China rejects concerns about Muslim activist

Thu Feb 8, 2007 5:11 AM EST

BEIJING (Reuters) - China said on Thursday Canadian diplomats had no right to be present at a court hearing for a Chinese Uighur Muslim accused of terrorism who was awarded joint Canandian citizenship two years ago.

Yu Shanjiang, also known as Huseyincan Celil, fled China in the 1990s and traveled last year to Uzbekistan, where he was detained and then extradited back to China on terrorism charges.

China has not recognized his Canadian citizenship, obtained in 2005.

"Because Yu Shanjiang is a citizen of China, the consular agreement between China and Canada does not apply in this case," Chinese Foreign Ministry spokeswoman Jiang Yu told a news conference.

Canadian Prime Minister Stephen Harper, who upset China last year with blunt criticism of its human rights record, was irritated this week that Canadian diplomats did not attend the court hearing in Urumqi, capital of the remote farwestern Xinjiang Uighur region, an official said in Ottawa.

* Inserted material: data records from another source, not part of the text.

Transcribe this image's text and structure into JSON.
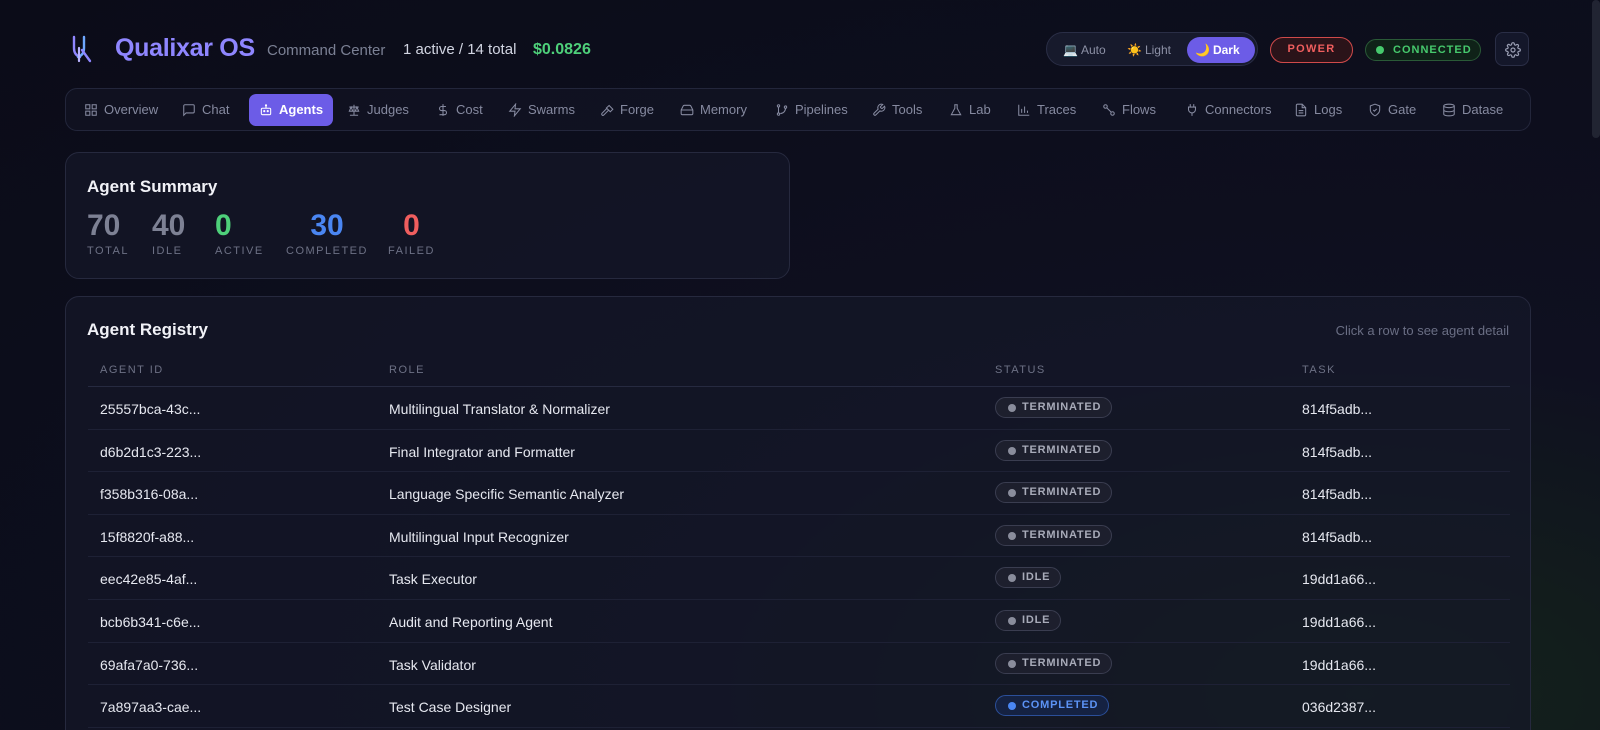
{
  "header": {
    "brand": "Qualixar OS",
    "subtitle": "Command Center",
    "counts": "1 active / 14 total",
    "cost": "$0.0826",
    "theme": {
      "auto_label": "Auto",
      "light_label": "Light",
      "dark_label": "Dark",
      "selected": "Dark"
    },
    "power_label": "POWER",
    "connection_label": "CONNECTED"
  },
  "nav": {
    "active": "Agents",
    "items": [
      {
        "label": "Overview",
        "icon": "grid-icon"
      },
      {
        "label": "Chat",
        "icon": "chat-icon"
      },
      {
        "label": "Agents",
        "icon": "robot-icon"
      },
      {
        "label": "Judges",
        "icon": "scale-icon"
      },
      {
        "label": "Cost",
        "icon": "dollar-icon"
      },
      {
        "label": "Swarms",
        "icon": "bolt-icon"
      },
      {
        "label": "Forge",
        "icon": "hammer-icon"
      },
      {
        "label": "Memory",
        "icon": "drive-icon"
      },
      {
        "label": "Pipelines",
        "icon": "branch-icon"
      },
      {
        "label": "Tools",
        "icon": "wrench-icon"
      },
      {
        "label": "Lab",
        "icon": "flask-icon"
      },
      {
        "label": "Traces",
        "icon": "bar-chart-icon"
      },
      {
        "label": "Flows",
        "icon": "nodes-icon"
      },
      {
        "label": "Connectors",
        "icon": "plug-icon"
      },
      {
        "label": "Logs",
        "icon": "file-icon"
      },
      {
        "label": "Gate",
        "icon": "shield-icon"
      },
      {
        "label": "Datase",
        "icon": "database-icon"
      }
    ]
  },
  "summary": {
    "title": "Agent Summary",
    "stats": [
      {
        "value": "70",
        "label": "TOTAL",
        "color": "#7d8194"
      },
      {
        "value": "40",
        "label": "IDLE",
        "color": "#7d8194"
      },
      {
        "value": "0",
        "label": "ACTIVE",
        "color": "#4ed07a"
      },
      {
        "value": "30",
        "label": "COMPLETED",
        "color": "#4a86f2"
      },
      {
        "value": "0",
        "label": "FAILED",
        "color": "#ef5e5e"
      }
    ]
  },
  "registry": {
    "title": "Agent Registry",
    "hint": "Click a row to see agent detail",
    "columns": [
      "AGENT ID",
      "ROLE",
      "STATUS",
      "TASK"
    ],
    "rows": [
      {
        "id": "25557bca-43c...",
        "role": "Multilingual Translator & Normalizer",
        "status": "TERMINATED",
        "task": "814f5adb..."
      },
      {
        "id": "d6b2d1c3-223...",
        "role": "Final Integrator and Formatter",
        "status": "TERMINATED",
        "task": "814f5adb..."
      },
      {
        "id": "f358b316-08a...",
        "role": "Language Specific Semantic Analyzer",
        "status": "TERMINATED",
        "task": "814f5adb..."
      },
      {
        "id": "15f8820f-a88...",
        "role": "Multilingual Input Recognizer",
        "status": "TERMINATED",
        "task": "814f5adb..."
      },
      {
        "id": "eec42e85-4af...",
        "role": "Task Executor",
        "status": "IDLE",
        "task": "19dd1a66..."
      },
      {
        "id": "bcb6b341-c6e...",
        "role": "Audit and Reporting Agent",
        "status": "IDLE",
        "task": "19dd1a66..."
      },
      {
        "id": "69afa7a0-736...",
        "role": "Task Validator",
        "status": "TERMINATED",
        "task": "19dd1a66..."
      },
      {
        "id": "7a897aa3-cae...",
        "role": "Test Case Designer",
        "status": "COMPLETED",
        "task": "036d2387..."
      }
    ]
  }
}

China has waged a harsh campaign in recent years against what it says are violent separatists and Islamic extremists pressing for an independent East Turkestan in Xinjiang.

"Yu Shanjiang is a key member of the East Turkestan Movement, an international terrorist organization designated by the United Nations," ministry spokeswoman Jiang said.

"He is suspected to have organized a series of violent terrorist activities."

Turkic-speaking Muslim Uighurs account for 8 million of the 19 million people in Xinjiang.